Um projeto de lei, que tramita na Câmara dos Deputados, propõe a inclusão da licença menstruação dentro da Consolidação das Leis do Trabalho (CLT). Pelo texto, a mulher teria direito de se afastar por até três dias no mês, durante o período menstrual, podendo ser exigida, pelo empregador, a compensação das horas não trabalhadas.

O texto é de autoria do deputado federal Carlos Bezerra (MDB-MT). O PL 1.143/2019 adiciona a alínea B ao artigo 373 da CLT, que trata da duração, condições do trabalho e da discriminação contra a mulher.

Em sua justificativa, Bezerra citou uma matéria publicada pelo jornal Folha de S. Paulo, em 2016, onde uma empresa britânica adotou a licença remunerada no período menstrual.

De acordo com o emedebista, o afastamento do trabalho durante a menstruação tem respaldo científico e é defendido por médicos, levando-se em conta as alterações sofridas pelo corpo feminino durante esse período.

O parlamentar ainda comenta um estudo realizado pela empresa MedInsight, denominado Dismenorreia & Absenteísmo no Brasil, que, de acordo com Bezerra, revelou que aproximadamente 65% das mulheres brasileiras sofrem de dismenorreia, o nome científico da cólica menstrual.

“Além disso, cerca de 70% das mulheres têm queda da produtividade do trabalho durante a menstruação, causada pelas cólicas e por outros sintomas associados a elas, como cansaço maior que o habitual [59,8%], inchaço nas pernas, enjoo [51%], cefaleia [46,1%], diarreia [25,5%], dores em outras regiões [16,7%] e vômito [14,7%]”, comentou o autor da proposta.

Carlos Bezerra defendeu que a licença “garantirá à mulher um maior conforto diante das alterações que seu corpo sofre nesse período”.

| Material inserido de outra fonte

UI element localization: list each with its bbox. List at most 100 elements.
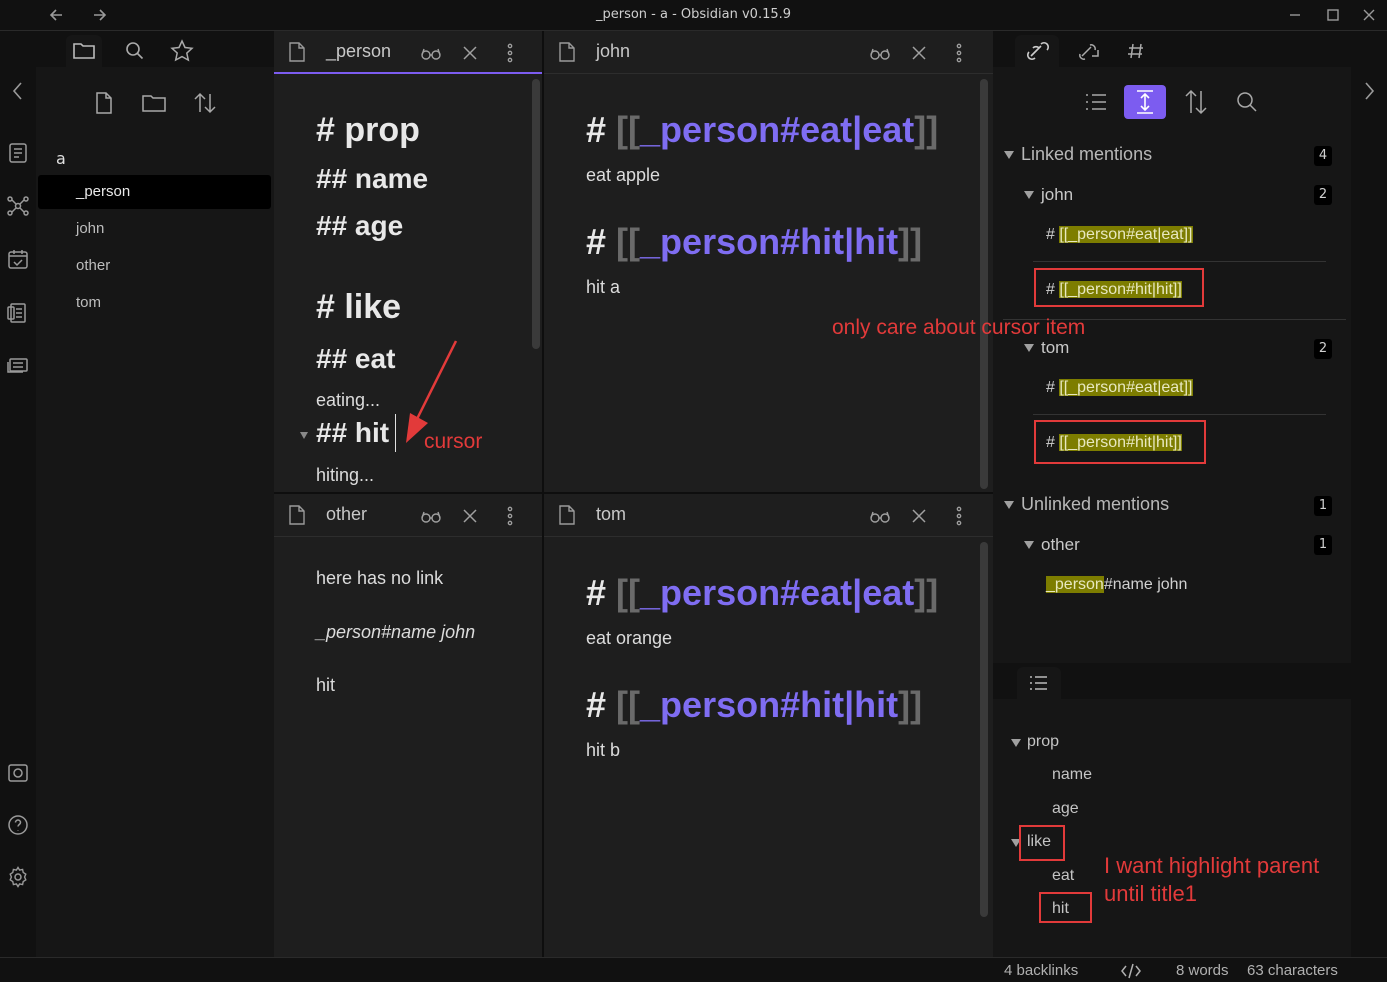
reading-view-icon[interactable] [420,505,442,527]
ribbon [0,31,36,957]
collapse-results-icon[interactable] [1075,85,1117,119]
outline-item-age[interactable]: age [1052,800,1079,818]
backlink-file-other[interactable]: other [1041,535,1080,555]
document-icon [558,505,576,525]
john-heading-hit: # [[_person#hit|hit]] [586,221,923,262]
pane-john: john # [[_person#eat|eat]] eat apple # [… [544,31,993,492]
internal-link[interactable]: _person#eat|eat [640,109,914,150]
fold-toggle-icon[interactable] [300,432,308,439]
reading-view-icon[interactable] [420,42,442,64]
scrollbar[interactable] [532,79,540,349]
annotation-box [1039,892,1092,923]
scrollbar[interactable] [980,79,988,489]
templates-icon[interactable] [6,301,30,325]
show-more-context-icon[interactable] [1124,85,1166,119]
sort-icon[interactable] [191,89,219,117]
internal-link[interactable]: _person#eat|eat [640,572,914,613]
other-line-3: hit [316,675,336,695]
file-item-john[interactable]: john [38,212,271,246]
file-item-other[interactable]: other [38,249,271,283]
file-explorer-tab[interactable] [66,35,102,67]
unlinked-count-badge: 1 [1314,496,1332,516]
maximize-icon[interactable] [1322,5,1344,25]
pane-divider[interactable] [274,492,993,494]
graph-view-icon[interactable] [6,194,30,218]
backlinks-tab-icon[interactable] [1015,35,1059,67]
backlink-mention[interactable]: # [[_person#eat|eat]] [1046,226,1193,244]
pane-header-john[interactable]: john [544,31,993,74]
more-options-icon[interactable] [948,42,970,64]
close-pane-icon[interactable] [459,42,481,64]
sort-icon[interactable] [1175,85,1217,119]
tom-count-badge: 2 [1314,339,1332,359]
pane-title: tom [596,504,627,524]
search-filter-icon[interactable] [1226,85,1268,119]
backlink-file-tom[interactable]: tom [1041,338,1069,358]
slides-icon[interactable] [6,353,30,377]
scrollbar[interactable] [980,542,988,917]
right-sidebar-tabs [993,31,1351,67]
editor-other[interactable]: here has no link _person#name john hit [274,538,542,957]
close-pane-icon[interactable] [908,505,930,527]
code-icon[interactable] [1120,962,1142,980]
pane-header-tom[interactable]: tom [544,494,993,537]
editor-john[interactable]: # [[_person#eat|eat]] eat apple # [[_per… [544,75,993,492]
outgoing-links-tab-icon[interactable] [1067,35,1111,67]
more-options-icon[interactable] [948,505,970,527]
outline-tab-icon[interactable] [1017,667,1061,699]
collapse-triangle-icon[interactable] [1004,501,1014,509]
editor-tom[interactable]: # [[_person#eat|eat]] eat orange # [[_pe… [544,538,993,957]
other-line-1: here has no link [316,568,444,588]
pane-header-other[interactable]: other [274,494,542,537]
collapse-right-icon[interactable] [1357,79,1381,103]
more-options-icon[interactable] [499,42,521,64]
collapse-triangle-icon[interactable] [1024,541,1034,549]
heading-eat: ## eat [316,343,396,374]
backlink-mention[interactable]: # [[_person#eat|eat]] [1046,379,1193,397]
collapse-triangle-icon[interactable] [1024,344,1034,352]
backlinks-panel: Linked mentions 4 john 2 # [[_person#eat… [993,67,1351,663]
document-icon [558,42,576,62]
unlinked-mention[interactable]: _person#name john [1046,576,1187,594]
status-backlinks[interactable]: 4 backlinks [1004,962,1078,979]
outline-item-prop[interactable]: prop [1027,733,1059,751]
editor-person[interactable]: # prop ## name ## age # like ## eat eati… [274,75,542,492]
outline-item-eat[interactable]: eat [1052,867,1074,885]
pane-divider[interactable] [542,31,544,957]
starred-tab-icon[interactable] [164,35,200,67]
collapse-left-icon[interactable] [6,79,30,103]
file-explorer: a _person john other tom [36,67,274,957]
quick-switcher-icon[interactable] [6,141,30,165]
daily-note-icon[interactable] [6,247,30,271]
internal-link[interactable]: _person#hit|hit [640,684,898,725]
close-pane-icon[interactable] [908,42,930,64]
other-line-2: _person#name john [316,622,476,642]
reading-view-icon[interactable] [869,42,891,64]
help-icon[interactable] [6,813,30,837]
document-icon [288,42,306,62]
status-words: 8 words [1176,962,1229,979]
search-tab-icon[interactable] [116,35,152,67]
more-options-icon[interactable] [499,505,521,527]
collapse-triangle-icon[interactable] [1024,191,1034,199]
reading-view-icon[interactable] [869,505,891,527]
file-item-person[interactable]: _person [38,175,271,209]
outline-item-name[interactable]: name [1052,766,1092,784]
settings-gear-icon[interactable] [6,865,30,889]
linked-mentions-heading[interactable]: Linked mentions [1021,144,1152,165]
collapse-triangle-icon[interactable] [1004,151,1014,159]
close-pane-icon[interactable] [459,505,481,527]
pane-header-person[interactable]: _person [274,31,542,74]
vault-switcher-icon[interactable] [6,761,30,785]
minimize-icon[interactable] [1284,5,1306,25]
internal-link[interactable]: _person#hit|hit [640,221,898,262]
unlinked-mentions-heading[interactable]: Unlinked mentions [1021,494,1169,515]
collapse-triangle-icon[interactable] [1011,739,1021,747]
new-folder-icon[interactable] [140,89,168,117]
window-title: _person - a - Obsidian v0.15.9 [595,7,792,22]
backlink-file-john[interactable]: john [1041,185,1073,205]
tags-tab-icon[interactable] [1115,35,1159,67]
new-note-icon[interactable] [90,89,118,117]
close-window-icon[interactable] [1358,5,1380,25]
file-item-tom[interactable]: tom [38,286,271,320]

“Nossa legislação possibilita que as mulheres trabalhadoras se afastem do trabalho para tratamento de qualquer doença, inclusive as relacionadas com o ciclo menstrual. Facultar o afastamento por até três dias, com a possibilidade de compensação do período afastado, traz regra que equilibra e melhora as condições de trabalho, oferecendo maior produtividade e motivação; além de eliminar importante causa da grave e odiosa distorção salarial em relação aos homens”, complementa o deputado.

Especialista pede cautela

Tribuna On-Line conversou com a ginecologista Paula Carturan, docente do curso de Medicina da Universidade Metropolitana de Santos (Unimes). A médica citou sintomas como cólicas, dores de cabeça e cansaço como alguns dos mais comuns durante o período menstrual. No entanto, ela ressaltou que nem todas as mulheres apresentam esses quadros.

“São coisas que variam de mulher para mulher, e que não são possíveis de mensurar, como o nível de dor que a pessoa está sentindo. Cada pessoa tem um grau de tolerância. É algo pessoal”, explicou a doutora.

Ela defende que a proposta do deputado Carlos Bezerra seja avaliada com cautela.

“Algumas mulheres, durante a período menstrual, podem apresentar sintomas que comprometem sua qualidade de vida e podem comprometer também sua atividade laboral. Por outro lado, temos mulheres que não apresentam os mesmos sintomas e não têm a sua rotina afetada. O desafio principal estaria em evidenciar e mensurar os sinais clínicos que poderiam ocorrer neste período e se estes sintomas limitariam ou não a performance da mulher no seu ambiente de trabalho”, disse a docente.

Paula Carturan também entende que “devem ser estabelecidos critérios claros e específicos, pois, em tese, apenas um profissional da área poderia avaliar estes casos”.

A médica orienta que, nestes casos, no caso de a mulher apresentar os sintomas, ela deve procurar um profissional para que seja feita uma avaliação clínica, onde possam ser descartadas as hipóteses de outras doenças. Além disso, Paula também ressalta que exercícios físicos e a alimentação também podem auxiliar na prevenção dos sintomas do período menstrual.